POR AGUSTINA TARDIEU *
Hace algunas semanas celebramos en Argentina el Día del Padre. Un día que no sólo nos invita al agradecimiento filial, sino también a reflexionar profundamente sobre el sentido de la paternidad y la maternidad, y su inseparable vínculo con el don de la vida.
En una época en la que el deseo individual se confunde fácilmente con un derecho, nos urge redescubrir que la vida no es algo que pueda pretenderse a toda costa, o de la cual se pueda disponer a medida o desechar por conveniencia. La vida es, en su esencia más pura, don: regalo inmerecido, que nos llama a cooperar con la obra del Creador.
Como recuerda el Papa Francisco, “el hijo desea nacer de ese amor, no del cálculo ni de la planificación de la técnica” (AL, 170). No es un proyecto ni un objeto, sino el fruto de una entrega amorosa que se abre a la trascendencia. Este don, nos dignifica y nos llama a una entrega radical: a la apertura, a la confianza y a la responsabilidad.
El ser humano no es autor de la vida, es custodio. Tal como enseña la doctrina social de la Iglesia, "la familia fundada en el matrimonio es verdaderamente el santuario de la vida, el ámbito donde la vida, don de Dios, puede ser acogida y protegida de manera adecuada contra los múltiples ataques a los que está expuesta".
Por ello la vocación al matrimonio no es solamente una construcción subjetiva orientada a fines individuales. Se funda en una decisión libre que permite un amor en salida, cuya cualidad es esencialmente expansiva. Por eso mismo, no puede haber matrimonio verdadero sin apertura a la vida. Así lo establece el Código de Derecho Canónico: para que exista consentimiento válido, debe conocerse y aceptarse que el matrimonio está ordenado a la procreación.
El matrimonio de tradición cristiana es un sacramento que nos impulsa a una entrega fecunda. No es un contrato entre dos personas que se buscan para “completarse”, sino una alianza que nos llama a formar una sola carne —un nosotros— del cual puede surgir una nueva vida: única, irrepetible, eterna.
La apertura a la vida no es una obligación biológica, sino una respuesta de amor a un llamado trascendente, que nos permite entrar en la lógica del don y salir del encierro del yo.
Concebir la vida como un bien disponible, sometido a las condiciones de mi deseo, ha dado paso a prácticas profundamente incompatibles con la dignidad humana: desde la anticoncepción deliberada, hasta la fecundación asistida y la maternidad subrogada.
Como ya advertía San Juan Pablo II, hemos pasado de tolerar el aborto "terapéutico" a defenderlo como un supuesto derecho, sustituyendo el lenguaje del bien y la verdad por el de la utilidad y el placer.
JUSTO SITIO
Uno de los errores más graves de nuestra época es considerar la maternidad o la paternidad como derechos de realización personal. Pero no existe tal “derecho a un hijo”; lo que existe es el derecho de un hijo a nacer del amor esponsal, en el seno de una familia estable, con padre y madre, y a ser acogido con respeto, no producido ni encargado como un bien de consumo.

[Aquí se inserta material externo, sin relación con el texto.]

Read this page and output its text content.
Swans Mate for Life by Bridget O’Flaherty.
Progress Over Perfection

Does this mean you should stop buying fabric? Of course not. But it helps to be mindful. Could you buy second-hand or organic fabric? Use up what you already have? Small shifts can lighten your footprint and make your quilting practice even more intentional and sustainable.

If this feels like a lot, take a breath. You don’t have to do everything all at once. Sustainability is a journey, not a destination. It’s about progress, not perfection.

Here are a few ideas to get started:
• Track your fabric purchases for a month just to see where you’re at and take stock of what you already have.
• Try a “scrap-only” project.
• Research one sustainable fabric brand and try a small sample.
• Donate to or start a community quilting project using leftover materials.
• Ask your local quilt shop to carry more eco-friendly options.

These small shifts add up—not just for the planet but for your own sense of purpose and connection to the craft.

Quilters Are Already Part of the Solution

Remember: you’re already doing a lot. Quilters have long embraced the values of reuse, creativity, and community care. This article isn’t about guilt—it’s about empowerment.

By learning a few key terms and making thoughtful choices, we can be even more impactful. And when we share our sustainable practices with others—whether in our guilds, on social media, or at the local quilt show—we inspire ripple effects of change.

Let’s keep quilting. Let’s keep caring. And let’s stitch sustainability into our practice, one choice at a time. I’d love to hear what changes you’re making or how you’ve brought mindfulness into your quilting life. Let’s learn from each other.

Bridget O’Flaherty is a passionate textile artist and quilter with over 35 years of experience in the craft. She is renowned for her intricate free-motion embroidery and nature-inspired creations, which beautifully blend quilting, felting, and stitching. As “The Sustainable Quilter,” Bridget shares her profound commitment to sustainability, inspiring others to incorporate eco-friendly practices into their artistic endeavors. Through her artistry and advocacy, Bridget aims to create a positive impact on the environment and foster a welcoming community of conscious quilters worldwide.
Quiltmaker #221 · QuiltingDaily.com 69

El Catecismo lo expresa con claridad: “Evitar el recurso a las diversas formas de la llamada procreación asistida [...] significa respetar —tanto en los mismos padres como en los hijos— la dignidad integral de la persona humana”.
Y en palabras de San Juan Pablo II, sustituir el acto unitivo por técnicas reproductivas significa transformar el milagro del amor en un acto técnico, industrial y despersonalizado, que mutila el sentido del cuerpo, de la unión y de la vida misma.
En otro sentido, rehusar la vida por miedo, comodidad o cálculo económico es también signo de una sociedad que ha perdido el sentido de la confianza. Una sociedad donde la libertad ya no se ordena a la verdad, sino al deseo momentáneo, y donde toda limitación es vista como una amenaza a la autonomía.
Sin embargo, la vida nunca es amenaza: es siempre don, incluso cuando irrumpe en la fragilidad o en la incertidumbre.
La vida no es propiedad. No se exige, no se desecha, no se produce. Se recibe. Y el alma de la familia radica en esta disposición a acoger —con reverencia, con temor de Dios y con gozo— el milagro de una vida que no me pertenece, pero que me transforma para siempre.
Como lo decía San Juan Pablo II en Evangelium Vitae, “no estamos creados para prevalecer sobre otros, antes bien, el Dios de la Alianza ha confiado la vida de cada hombre a otro hombre” (EV, 76). Y en medio de una cultura que parece haber extraviado el cielo, somos llamados a ser testigos de que la vida sigue siendo un bien. Un bien sagrado. Un bien inviolable.